Baseline blood tests and urine cultures were obtained. During the induction phase, blood tests and urine cultures were performed twice weekly for monitoring purposes.

The primary outcome of this study was the incidence of UTIs following intra-urostomy gentamicin. Secondary outcomes included the total antibiotic requirements post-treatment, the incidence and severity of treatment-related adverse effects, and the change in patient-reported symptom burden.

The patient successfully completed the induction phase of intra-urostomy gentamicin instillation and has transitioned to alternate-day administration. Initially, treatment was administered in the outpatient clinic by clinicians; subsequently, the patient was trained to self-administer the instillations at home.
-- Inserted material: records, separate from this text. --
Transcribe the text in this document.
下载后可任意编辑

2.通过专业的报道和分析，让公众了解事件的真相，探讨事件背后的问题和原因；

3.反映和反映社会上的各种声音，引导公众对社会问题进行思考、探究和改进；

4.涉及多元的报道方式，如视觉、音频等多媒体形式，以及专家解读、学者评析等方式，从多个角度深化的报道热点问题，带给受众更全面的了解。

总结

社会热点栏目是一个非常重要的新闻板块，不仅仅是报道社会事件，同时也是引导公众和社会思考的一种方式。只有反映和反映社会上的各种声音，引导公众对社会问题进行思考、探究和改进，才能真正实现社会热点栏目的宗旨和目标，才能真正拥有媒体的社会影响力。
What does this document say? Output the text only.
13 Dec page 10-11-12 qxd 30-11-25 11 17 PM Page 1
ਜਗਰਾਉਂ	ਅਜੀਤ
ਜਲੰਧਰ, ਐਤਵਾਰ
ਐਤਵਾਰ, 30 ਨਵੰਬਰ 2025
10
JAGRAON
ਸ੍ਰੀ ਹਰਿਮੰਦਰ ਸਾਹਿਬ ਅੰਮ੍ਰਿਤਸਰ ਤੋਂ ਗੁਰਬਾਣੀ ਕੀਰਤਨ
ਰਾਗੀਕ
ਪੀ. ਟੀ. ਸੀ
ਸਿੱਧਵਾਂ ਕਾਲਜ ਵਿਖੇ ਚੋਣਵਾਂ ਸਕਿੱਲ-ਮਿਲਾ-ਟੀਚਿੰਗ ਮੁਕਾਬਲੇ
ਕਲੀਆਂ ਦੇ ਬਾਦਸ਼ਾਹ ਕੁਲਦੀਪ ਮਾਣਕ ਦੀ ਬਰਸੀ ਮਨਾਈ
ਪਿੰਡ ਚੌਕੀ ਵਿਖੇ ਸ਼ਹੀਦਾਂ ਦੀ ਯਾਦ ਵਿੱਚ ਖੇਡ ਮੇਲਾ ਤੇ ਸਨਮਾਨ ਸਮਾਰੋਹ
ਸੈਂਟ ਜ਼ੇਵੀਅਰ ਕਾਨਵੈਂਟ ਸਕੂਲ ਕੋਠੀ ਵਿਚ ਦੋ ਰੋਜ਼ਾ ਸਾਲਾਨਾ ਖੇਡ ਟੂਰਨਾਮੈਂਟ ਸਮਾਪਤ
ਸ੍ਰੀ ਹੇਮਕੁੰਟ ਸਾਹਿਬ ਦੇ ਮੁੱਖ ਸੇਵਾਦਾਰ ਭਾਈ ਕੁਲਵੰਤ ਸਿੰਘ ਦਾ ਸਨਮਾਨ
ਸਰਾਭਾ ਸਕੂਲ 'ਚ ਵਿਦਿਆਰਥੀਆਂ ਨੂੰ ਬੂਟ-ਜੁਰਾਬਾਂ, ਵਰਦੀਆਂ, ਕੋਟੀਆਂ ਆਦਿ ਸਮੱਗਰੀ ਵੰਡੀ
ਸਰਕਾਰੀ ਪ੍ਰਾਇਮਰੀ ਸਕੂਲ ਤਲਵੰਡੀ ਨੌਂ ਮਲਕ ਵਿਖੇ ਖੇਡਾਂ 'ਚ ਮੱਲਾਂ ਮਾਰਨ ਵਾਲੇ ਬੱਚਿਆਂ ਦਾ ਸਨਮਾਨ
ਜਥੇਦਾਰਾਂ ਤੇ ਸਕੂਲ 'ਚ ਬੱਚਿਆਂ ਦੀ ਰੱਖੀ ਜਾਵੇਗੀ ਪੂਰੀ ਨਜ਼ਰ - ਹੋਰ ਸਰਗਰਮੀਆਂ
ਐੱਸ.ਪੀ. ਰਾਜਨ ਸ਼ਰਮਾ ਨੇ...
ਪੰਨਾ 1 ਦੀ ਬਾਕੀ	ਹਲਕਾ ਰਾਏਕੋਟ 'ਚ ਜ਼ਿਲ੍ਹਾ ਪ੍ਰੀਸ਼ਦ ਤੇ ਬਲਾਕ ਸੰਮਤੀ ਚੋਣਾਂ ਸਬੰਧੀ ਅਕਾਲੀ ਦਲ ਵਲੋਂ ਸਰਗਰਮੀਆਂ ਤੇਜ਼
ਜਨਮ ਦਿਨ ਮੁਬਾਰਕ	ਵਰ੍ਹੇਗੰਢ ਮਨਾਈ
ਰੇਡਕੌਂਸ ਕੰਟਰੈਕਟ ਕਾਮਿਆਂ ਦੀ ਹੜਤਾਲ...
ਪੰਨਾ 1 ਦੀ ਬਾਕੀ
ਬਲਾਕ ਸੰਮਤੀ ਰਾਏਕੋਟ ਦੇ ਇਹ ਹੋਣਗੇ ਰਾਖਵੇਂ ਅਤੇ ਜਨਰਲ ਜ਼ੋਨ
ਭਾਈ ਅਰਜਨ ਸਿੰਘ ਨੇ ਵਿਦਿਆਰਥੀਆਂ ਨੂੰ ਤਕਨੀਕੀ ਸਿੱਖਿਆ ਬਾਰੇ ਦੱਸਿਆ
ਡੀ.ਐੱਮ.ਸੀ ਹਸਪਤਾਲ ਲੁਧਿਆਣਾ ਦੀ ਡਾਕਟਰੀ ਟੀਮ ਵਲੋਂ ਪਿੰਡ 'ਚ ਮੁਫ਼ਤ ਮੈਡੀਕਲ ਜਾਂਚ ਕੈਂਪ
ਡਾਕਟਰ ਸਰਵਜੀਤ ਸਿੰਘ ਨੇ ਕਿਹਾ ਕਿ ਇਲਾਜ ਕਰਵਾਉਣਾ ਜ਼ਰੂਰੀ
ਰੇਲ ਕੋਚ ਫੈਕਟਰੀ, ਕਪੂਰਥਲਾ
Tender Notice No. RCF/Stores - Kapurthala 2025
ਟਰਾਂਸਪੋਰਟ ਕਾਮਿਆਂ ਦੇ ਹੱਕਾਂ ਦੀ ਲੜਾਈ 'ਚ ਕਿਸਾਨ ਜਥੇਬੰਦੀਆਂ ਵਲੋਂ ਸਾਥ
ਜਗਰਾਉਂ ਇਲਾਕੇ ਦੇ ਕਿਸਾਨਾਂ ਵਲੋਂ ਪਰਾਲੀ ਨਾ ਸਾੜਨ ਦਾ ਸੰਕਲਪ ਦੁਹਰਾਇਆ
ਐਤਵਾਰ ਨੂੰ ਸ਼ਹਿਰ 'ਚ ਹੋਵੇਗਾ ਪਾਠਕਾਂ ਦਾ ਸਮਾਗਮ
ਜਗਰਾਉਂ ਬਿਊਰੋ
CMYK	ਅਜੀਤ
To date, the patient has experienced no further episodes of UTIs and has not required oral or intravenous antibiotics. Transient bilateral flank pain was noted during the instillation procedure. These symptoms resolved rapidly. Pre-treatment, the patient reported chronic low-level bilateral flank pain, which has resolved.

Serial blood tests revealed no overt changes in renal function, liver function, or inflammatory markers compared to baseline. Serum gentamicin levels remained within baseline parameters throughout the induction phase. Urine cultures during the induction period showed mixed growth and one Enterococcus species. After three weeks, urine cultures demonstrated no bacterial growth for the first time.

The patient reports no adverse side effects.

We report the first documented application of intra-urostomy gentamicin instillation for the prevention of rUTIs in a patient with an ileal conduit. The patient, who had experienced a significant burden of rUTIs and associated antibiotic use, demonstrated a strong positive response to this novel treatment. Following the induction phase, the patient experienced complete resolution of UTIs, elimination of antibiotic requirements, and resolution of chronic flank pain. Serial blood tests and urine cultures confirmed the safety and efficacy of the instillation protocol, with no significant adverse effects or serum gentamicin accumulation. 

The patient successfully transitioned to self-administration at home, demonstrating the feasibility and scalability of this technique in an outpatient setting. 

Ongoing prospective follow-up will assess the patient's sustained response to intra-urostomy gentamicin instillation as she progresses through the 24-week treatment regimen, followed by post-treatment monitoring for 12 months.

These initial findings suggest that this novel approach offers a promising alternative for managing rUTIs in urostomy patients, a challenging cohort where further studies are warranted to validate these observations and establish optimal treatment strategies.